Children Make up Less of America's Population
July 15, 2011
Children now make up less of America's population than ever before, even with a boost from immigrant families, reports the Associated Press.
And when this generation grows up, it will become a shrinking workforce that will have to support the nation's expanding elderly population -- even as the government strains to cut spending for health care, pensions and much else.
- Currently, the share of children in the United States is 24 percent, falling below the previous low of 26 percent of 1990.
- The share is projected to slip further, to 23 percent by 2050, even as the percentage of people 65 and older is expected to jump from 13 percent today to roughly 20 percent by 2050 due to the aging of baby boomers and beyond.
- In 1900, the share of children reached as high as 40 percent, compared to a much smaller 4 percent share for seniors 65 and older.

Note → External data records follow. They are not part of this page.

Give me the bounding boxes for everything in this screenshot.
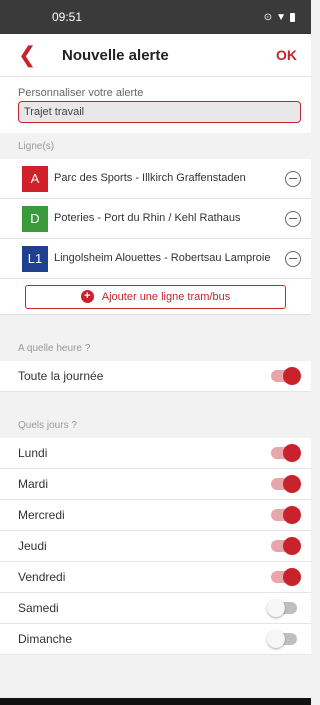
day-row: Jeudi xyxy=(0,531,311,562)
day-row: Vendredi xyxy=(0,562,311,593)
section-gap xyxy=(0,315,311,335)
add-line-label: Ajouter une ligne tram/bus xyxy=(101,290,231,303)
minus-bar xyxy=(289,177,297,180)
day-label: Samedi xyxy=(18,601,59,615)
line-row[interactable]: A Parc des Sports - Illkirch Graffenstade… xyxy=(0,159,311,199)
plus-icon: + xyxy=(80,290,94,303)
minus-bar xyxy=(289,217,297,220)
line-row[interactable]: D Poteries - Port du Rhin / Kehl Rathaus xyxy=(0,199,311,239)
day-label: Jeudi xyxy=(18,539,47,553)
vpn-key-icon: ⊙ xyxy=(263,11,273,23)
day-toggle[interactable] xyxy=(267,630,297,648)
day-label: Lundi xyxy=(18,446,48,460)
days-section-label: Quels jours ? xyxy=(0,412,311,438)
day-label: Vendredi xyxy=(18,570,66,584)
app-header: ❮ Nouvelle alerte OK xyxy=(0,34,311,76)
minus-bar xyxy=(289,257,297,260)
wifi-icon: ▼ xyxy=(276,11,286,23)
day-label: Dimanche xyxy=(18,632,73,646)
day-toggle[interactable] xyxy=(267,599,297,617)
toggle-knob xyxy=(283,367,301,385)
day-toggle[interactable] xyxy=(271,537,301,555)
alert-name-input[interactable]: Trajet travail xyxy=(18,101,301,123)
toggle-knob xyxy=(283,568,301,586)
toggle-knob xyxy=(283,475,301,493)
day-label: Mercredi xyxy=(18,508,65,522)
time-section-label: A quelle heure ? xyxy=(0,335,311,361)
days-list: Lundi Mardi Mercredi Jeudi Vendredi Samedi Dim… xyxy=(0,438,311,655)
all-day-row: Toute la journée xyxy=(0,361,311,392)
lines-section-label: Ligne(s) xyxy=(0,133,311,159)
day-row: Mercredi xyxy=(0,500,311,531)
day-row: Lundi xyxy=(0,438,311,469)
all-day-toggle[interactable] xyxy=(271,367,301,385)
toggle-knob xyxy=(283,537,301,555)
day-label: Mardi xyxy=(18,477,49,491)
line-name: Lingolsheim Alouettes - Robertsau Lampro… xyxy=(54,252,271,265)
day-toggle[interactable] xyxy=(271,444,301,462)
remove-line-icon[interactable] xyxy=(285,210,301,227)
status-bar: 09:51 ⊙ ▼ xyxy=(0,0,311,34)
remove-line-icon[interactable] xyxy=(285,250,301,267)
page-title: Nouvelle alerte xyxy=(62,46,169,64)
custom-alert-section: Personnaliser votre alerte Trajet travai… xyxy=(0,76,311,133)
chevron-left-icon[interactable]: ❮ xyxy=(18,44,46,66)
line-badge: D xyxy=(22,205,48,232)
day-row: Mardi xyxy=(0,469,311,500)
toggle-knob xyxy=(267,599,285,617)
day-row: Samedi xyxy=(0,593,311,624)
toggle-knob xyxy=(267,630,285,648)
battery-icon xyxy=(290,12,295,22)
section-gap xyxy=(0,392,311,412)
navigation-bar xyxy=(0,698,311,705)
custom-alert-label: Personnaliser votre alerte xyxy=(18,87,144,99)
line-name: Poteries - Port du Rhin / Kehl Rathaus xyxy=(54,212,241,225)
line-name: Parc des Sports - Illkirch Graffenstaden xyxy=(54,172,246,185)
day-row: Dimanche xyxy=(0,624,311,655)
toggle-knob xyxy=(283,444,301,462)
line-badge: L1 xyxy=(22,245,48,272)
remove-line-icon[interactable] xyxy=(285,170,301,187)
toggle-knob xyxy=(283,506,301,524)
day-toggle[interactable] xyxy=(271,506,301,524)
all-day-label: Toute la journée xyxy=(18,369,104,383)
day-toggle[interactable] xyxy=(271,475,301,493)
status-icons: ⊙ ▼ xyxy=(264,12,295,23)
add-line-container: + Ajouter une ligne tram/bus xyxy=(0,279,311,315)
lines-list: A Parc des Sports - Illkirch Graffenstade… xyxy=(0,159,311,279)
ok-button[interactable]: OK xyxy=(276,47,297,63)
line-badge: A xyxy=(22,165,48,192)
day-toggle[interactable] xyxy=(271,568,301,586)
line-row[interactable]: L1 Lingolsheim Alouettes - Robertsau Lamp… xyxy=(0,239,311,279)
add-line-button[interactable]: + Ajouter une ligne tram/bus xyxy=(25,284,286,309)
status-time: 09:51 xyxy=(52,10,83,24)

- The percentage of children in subsequent decades held above 30 percent until 1980, when it fell to 28 percent amid declining birth rates, mostly among whites.
"There are important implications for the future of the United States because the increasing costs of providing for an older population may reduce the public resources that go to children," says William P. O'Hare, a senior consultant with the Baltimore-based Annie E. Casey Foundation, a children's advocacy group.
Pointing to signs that many children are already struggling, O'Hare adds: "These raise urgent questions about whether today's children will have the resources they need to help care for America's growing elderly population."